I’m searching for the best growth stocks to buy and hold for the next 10 years. Here are three UK penny shares I’ll add to my portfolio if I have spare cash to invest.
Michelmersh Brick Holdings
Britain is in the midst of a chronic property shortage. Think tank Centre for Cities estimates that the UK has a backlog of 4.3m homes missing that were never built. That’s compared to the average European housing market.
The shortage threatens to worsen too due to steady population growth. As a result, housebuilding activity on these shores will have to rise sharply, meaning demand at building material suppliers like Michelmersh Brick Holdings (LSE:MBH) might rise strongly.
Troubles in the housing market may affect sales here in the near term. But the company’s wide customer base — it supplies bricks to residential and commercial builders as well as to the repair, maintenance, and improvement (RMI) market — helps to offset this risk.

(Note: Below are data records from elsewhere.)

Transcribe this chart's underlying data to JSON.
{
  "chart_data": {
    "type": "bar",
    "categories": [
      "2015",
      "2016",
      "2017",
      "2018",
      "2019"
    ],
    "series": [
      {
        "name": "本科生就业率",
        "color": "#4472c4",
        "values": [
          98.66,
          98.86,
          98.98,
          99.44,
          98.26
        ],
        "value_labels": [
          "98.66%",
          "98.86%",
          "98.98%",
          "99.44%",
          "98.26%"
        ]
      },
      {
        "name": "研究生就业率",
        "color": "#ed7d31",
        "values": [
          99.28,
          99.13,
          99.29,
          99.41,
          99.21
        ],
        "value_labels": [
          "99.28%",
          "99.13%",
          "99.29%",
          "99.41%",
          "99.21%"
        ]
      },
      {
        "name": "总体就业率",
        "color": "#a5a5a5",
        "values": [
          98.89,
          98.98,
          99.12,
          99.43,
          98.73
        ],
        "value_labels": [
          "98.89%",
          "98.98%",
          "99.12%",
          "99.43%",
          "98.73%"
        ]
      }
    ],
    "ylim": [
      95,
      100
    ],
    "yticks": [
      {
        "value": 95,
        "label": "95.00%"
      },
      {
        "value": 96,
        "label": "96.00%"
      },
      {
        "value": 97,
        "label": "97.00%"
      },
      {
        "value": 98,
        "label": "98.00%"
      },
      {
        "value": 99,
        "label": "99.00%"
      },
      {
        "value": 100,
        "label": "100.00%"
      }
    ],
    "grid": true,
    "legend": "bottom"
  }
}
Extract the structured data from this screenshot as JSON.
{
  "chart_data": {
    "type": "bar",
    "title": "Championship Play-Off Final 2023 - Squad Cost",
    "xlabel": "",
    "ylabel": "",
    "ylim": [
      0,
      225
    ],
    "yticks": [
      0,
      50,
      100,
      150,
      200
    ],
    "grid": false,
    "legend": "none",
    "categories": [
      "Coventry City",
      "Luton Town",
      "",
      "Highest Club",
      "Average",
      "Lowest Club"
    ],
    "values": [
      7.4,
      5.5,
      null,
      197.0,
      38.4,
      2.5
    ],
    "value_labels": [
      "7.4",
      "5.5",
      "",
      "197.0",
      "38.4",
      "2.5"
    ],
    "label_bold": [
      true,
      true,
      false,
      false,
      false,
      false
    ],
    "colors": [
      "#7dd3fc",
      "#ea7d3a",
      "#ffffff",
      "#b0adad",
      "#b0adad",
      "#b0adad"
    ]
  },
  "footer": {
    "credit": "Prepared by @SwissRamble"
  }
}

Indeed, Michelmersh’s revenues soared 15% in 2022 despite recent weakness in the homes sector.
European Metals Holdings
Investing in lithium stocks could be a good idea as electric vehicle sales increase. As research from McKinsey and Company shows, demand for the battery-making component looks set to soar as the decade progresses.
European Metals Holdings (LSE:EMH) is one UK lithium share I’d buy to capitalise on this theme. The business is developing the Cinovec mine in Czechia, a project that has been labelled a strategic asset by the European Union.
Cinovec is the largest lithium resource in Europe, and latest studies suggested it will produce around 29,400 tonnes of the material each year over a 25-year mine life. Critically, the resource is located on the border with Germany, too. This puts it on the doorstep of multiple major auto and energy storage manufacturers.
Investing in early-stage miners can be especially risky. Revenues forecasts can crumble and costs can shoot up if development problems occur.
But on balance I think European Metals Holdings remains a hot growth stock to own today.
Steppe Cement
Kazakhstan-based Steppe Cement (LSE:STCM) is another buildingn product supplier on my watchlist right now. I’d buy it to capitalise on steady urbanisation in the Eurasian country that’s driving cement demand higher.
In fact the penny share has recently stopped exporting its product given how strong conditions are in its home market. Steppe’s revenues jumped 11% year on year in 2022 thanks to a 12% jump in cement prices.
The rise of towns and cities is a critical cog in Kazakhstan’s national development programme. So the government is offering huge subsidies to encourage the building of residential areas and urban infrastructure.
This long-running trend looks set to continue, too. Although Steppe Cement faces the problem of rising costs, I think it could prove a top stock to own for the next decade and beyond.